In both the US and the UK, spirits sales jumped by nearly a fifth during the first lockdown, and cocktail making kits and virtual tutorials became commonplace. So while some made sourdough, many others – myself included – made margaritas! Pernod Ricard saw a 60% rise in tequila sales in 2020; Diageo recorded an 80% surge in the category; and Waitrose announced that sales of the spirit had soared by 175% during the first lockdown.

It’s no surprise that blue-chip businesses are now placing long-term bets on the category. In 2020, William Grant bought a distillery in Mexico to support the growth of its Milagro brand and drive innovation.
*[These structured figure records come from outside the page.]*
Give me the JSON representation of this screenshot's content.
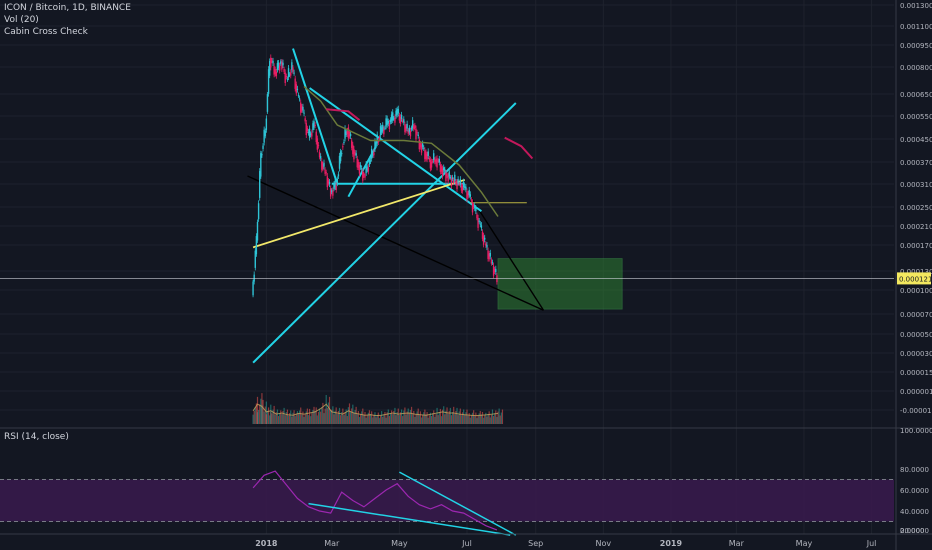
{
  "legend": {
    "title": "ICON / Bitcoin, 1D, BINANCE",
    "volume": "Vol (20)",
    "indicator": "Cabin Cross Check",
    "rsi": "RSI (14, close)"
  },
  "colors": {
    "background": "#131722",
    "grid": "#1e222d",
    "axis_text": "#b2b5be",
    "up": "#26a69a",
    "down": "#ef5350",
    "price_candle_up": "#2ec4d6",
    "price_candle_down": "#e91e63",
    "trend_cyan": "#22d3e6",
    "trend_yellow": "#f2e86a",
    "trend_black": "#000000",
    "ma_olive": "#6b7a3a",
    "ma_red": "#c2185b",
    "rsi_line": "#9c27b0",
    "rsi_band": "#3a1a4d",
    "zone_green": "#2e7d32",
    "current_price_bg": "#f3e85f"
  },
  "current_price": "0.0001218",
  "chart_data": [
    {
      "type": "line",
      "title": "ICON / Bitcoin, 1D, BINANCE",
      "series_kind": "candlestick",
      "x_tick_labels": [
        "2018",
        "Mar",
        "May",
        "Jul",
        "Sep",
        "Nov",
        "2019",
        "Mar",
        "May",
        "Jul"
      ],
      "y_tick_labels": [
        "0.0013000",
        "0.0011000",
        "0.0009500",
        "0.0008000",
        "0.0006500",
        "0.0005500",
        "0.0004500",
        "0.0003700",
        "0.0003100",
        "0.0002500",
        "0.0002100",
        "0.0001700",
        "0.0001300",
        "0.0001000",
        "0.0000700",
        "0.0000500",
        "0.0000300",
        "0.0000150",
        "0.0000010",
        "-0.0000130"
      ],
      "y_scale": "log",
      "price_path": [
        [
          "2017-12-20",
          0.000105
        ],
        [
          "2017-12-24",
          0.00017
        ],
        [
          "2017-12-28",
          0.00036
        ],
        [
          "2018-01-01",
          0.00045
        ],
        [
          "2018-01-05",
          0.00085
        ],
        [
          "2018-01-10",
          0.00075
        ],
        [
          "2018-01-15",
          0.00082
        ],
        [
          "2018-01-20",
          0.0007
        ],
        [
          "2018-01-25",
          0.00078
        ],
        [
          "2018-01-30",
          0.00061
        ],
        [
          "2018-02-04",
          0.00052
        ],
        [
          "2018-02-09",
          0.00042
        ],
        [
          "2018-02-14",
          0.00047
        ],
        [
          "2018-02-19",
          0.00035
        ],
        [
          "2018-02-24",
          0.00031
        ],
        [
          "2018-03-01",
          0.00026
        ],
        [
          "2018-03-06",
          0.00028
        ],
        [
          "2018-03-11",
          0.00039
        ],
        [
          "2018-03-16",
          0.00046
        ],
        [
          "2018-03-21",
          0.00038
        ],
        [
          "2018-03-26",
          0.00033
        ],
        [
          "2018-03-31",
          0.0003
        ],
        [
          "2018-04-05",
          0.00034
        ],
        [
          "2018-04-10",
          0.00039
        ],
        [
          "2018-04-15",
          0.00044
        ],
        [
          "2018-04-20",
          0.00047
        ],
        [
          "2018-04-25",
          0.00049
        ],
        [
          "2018-04-30",
          0.00052
        ],
        [
          "2018-05-05",
          0.00048
        ],
        [
          "2018-05-10",
          0.00044
        ],
        [
          "2018-05-15",
          0.00047
        ],
        [
          "2018-05-20",
          0.0004
        ],
        [
          "2018-05-25",
          0.00037
        ],
        [
          "2018-05-30",
          0.00034
        ],
        [
          "2018-06-04",
          0.00035
        ],
        [
          "2018-06-09",
          0.00032
        ],
        [
          "2018-06-14",
          0.0003
        ],
        [
          "2018-06-19",
          0.00029
        ],
        [
          "2018-06-24",
          0.00028
        ],
        [
          "2018-06-29",
          0.00027
        ],
        [
          "2018-07-04",
          0.00025
        ],
        [
          "2018-07-09",
          0.00022
        ],
        [
          "2018-07-14",
          0.00019
        ],
        [
          "2018-07-19",
          0.00016
        ],
        [
          "2018-07-24",
          0.00014
        ],
        [
          "2018-07-29",
          0.0001218
        ]
      ],
      "moving_average_olive": [
        [
          "2018-02-04",
          0.00066
        ],
        [
          "2018-02-19",
          0.00058
        ],
        [
          "2018-03-06",
          0.00047
        ],
        [
          "2018-04-05",
          0.00041
        ],
        [
          "2018-05-05",
          0.00041
        ],
        [
          "2018-05-30",
          0.0004
        ],
        [
          "2018-06-24",
          0.00033
        ],
        [
          "2018-07-14",
          0.00026
        ],
        [
          "2018-07-29",
          0.00021
        ]
      ],
      "moving_average_red_segments": [
        [
          [
            "2018-02-24",
            0.00054
          ],
          [
            "2018-03-16",
            0.00053
          ],
          [
            "2018-03-26",
            0.00049
          ]
        ],
        [
          [
            "2018-08-04",
            0.00042
          ],
          [
            "2018-08-19",
            0.00039
          ],
          [
            "2018-08-29",
            0.00035
          ]
        ]
      ],
      "drawings": {
        "cyan_lines": [
          [
            [
              "2017-12-20",
              5.8e-05
            ],
            [
              "2018-08-14",
              0.00057
            ]
          ],
          [
            [
              "2018-01-25",
              0.00092
            ],
            [
              "2018-03-06",
              0.00028
            ]
          ],
          [
            [
              "2018-02-09",
              0.00065
            ],
            [
              "2018-07-14",
              0.00022
            ]
          ],
          [
            [
              "2018-03-16",
              0.00025
            ],
            [
              "2018-04-10",
              0.00039
            ]
          ],
          [
            [
              "2018-03-01",
              0.00028
            ],
            [
              "2018-06-29",
              0.00028
            ]
          ]
        ],
        "yellow_lines": [
          [
            [
              "2017-12-20",
              0.00016
            ],
            [
              "2018-06-29",
              0.00029
            ]
          ]
        ],
        "thin_yellow_level": [
          [
            "2018-07-04",
            0.000237
          ],
          [
            "2018-08-24",
            0.000237
          ]
        ],
        "black_lines": [
          [
            [
              "2017-12-15",
              0.0003
            ],
            [
              "2018-09-08",
              9.2e-05
            ]
          ],
          [
            [
              "2018-06-29",
              0.00027
            ],
            [
              "2018-09-08",
              9.2e-05
            ]
          ]
        ],
        "green_zone": {
          "from": "2018-07-29",
          "to": "2018-11-18",
          "high": 0.000145,
          "low": 9.3e-05
        }
      },
      "volume_series_name": "Vol (20)",
      "volume_range": "relative",
      "volume_profile": [
        0.6,
        0.9,
        0.8,
        0.55,
        0.6,
        0.45,
        0.5,
        0.42,
        0.4,
        0.48,
        0.45,
        0.5,
        0.55,
        0.7,
        0.9,
        0.55,
        0.5,
        0.45,
        0.6,
        0.5,
        0.45,
        0.4,
        0.42,
        0.38,
        0.4,
        0.45,
        0.5,
        0.45,
        0.48,
        0.5,
        0.45,
        0.42,
        0.4,
        0.45,
        0.5,
        0.55,
        0.5,
        0.5,
        0.45,
        0.42,
        0.4,
        0.38,
        0.4,
        0.42,
        0.45,
        0.48
      ]
    },
    {
      "type": "line",
      "title": "RSI (14, close)",
      "y_tick_labels": [
        "100.0000",
        "80.0000",
        "60.0000",
        "40.0000",
        "20.0000",
        "0.0000"
      ],
      "ylim": [
        0,
        100
      ],
      "band": [
        30,
        70
      ],
      "rsi_path": [
        [
          "2017-12-20",
          62
        ],
        [
          "2017-12-30",
          74
        ],
        [
          "2018-01-09",
          78
        ],
        [
          "2018-01-19",
          65
        ],
        [
          "2018-01-29",
          52
        ],
        [
          "2018-02-08",
          44
        ],
        [
          "2018-02-18",
          40
        ],
        [
          "2018-02-28",
          38
        ],
        [
          "2018-03-10",
          58
        ],
        [
          "2018-03-20",
          50
        ],
        [
          "2018-03-30",
          44
        ],
        [
          "2018-04-09",
          52
        ],
        [
          "2018-04-19",
          60
        ],
        [
          "2018-04-29",
          66
        ],
        [
          "2018-05-09",
          54
        ],
        [
          "2018-05-19",
          46
        ],
        [
          "2018-05-29",
          42
        ],
        [
          "2018-06-08",
          46
        ],
        [
          "2018-06-18",
          40
        ],
        [
          "2018-06-28",
          38
        ],
        [
          "2018-07-08",
          32
        ],
        [
          "2018-07-18",
          26
        ],
        [
          "2018-07-28",
          22
        ]
      ],
      "drawings": {
        "cyan_lines": [
          [
            [
              "2018-02-08",
              47
            ],
            [
              "2018-08-09",
              17
            ]
          ],
          [
            [
              "2018-05-01",
              77
            ],
            [
              "2018-08-14",
              17
            ]
          ]
        ]
      }
    }
  ]
}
In 2021, Diageo committed $500m to the category. In a recent earnings call, Diageo CEO Ivan Menezes reflected on the evolution of the market, commenting that: “its appeal across demographics is significant […] it cuts across age segments, it cuts across gender, it cuts across dayparts, the occasion and the nature of drinks. It’s not just shots and margaritas as it used to be many years ago.” Consolidation is picking up pace: just this year, we’ve seen Diageo buy flavoured tequila brand 21 Seeds and Lucas Bols acquire the ultra-premium label Tequila Partida.

Looking ahead, we can expect to see further premiumisation. Late last year, for example, Bacardi announced that it was discontinuing its tequila-based coffee liqueur to focus on high-end pure tequila products. While the move was a loss to all who loved Patron XO Café (“Sorry to be the bearer of bad news but something truly terrible has happened”, opened one article in Cosmopolitan UK), it was representative of the direction of travel for the market.

The future certainly looks bright for the category. “Every bar and restaurant wants a tequila cocktail on the menu now,” reflected Jack, “and once it becomes habitual in the on-trade, we’ll see even more people drinking tequila at home. It feels like we’ve only just scratched the surface of what’s possible for market.”

Will tequila endure? While the promise that sticking to tequila guarantees a clear head in the morning can be (pardon the pun) taken with a pinch of salt, we are certainly seeing a new generation of category drinkers who are happy to spend on high-quality products. The drinks market has often been full of flash-in-pan fads – but my bet is this one is here to stay. Salud!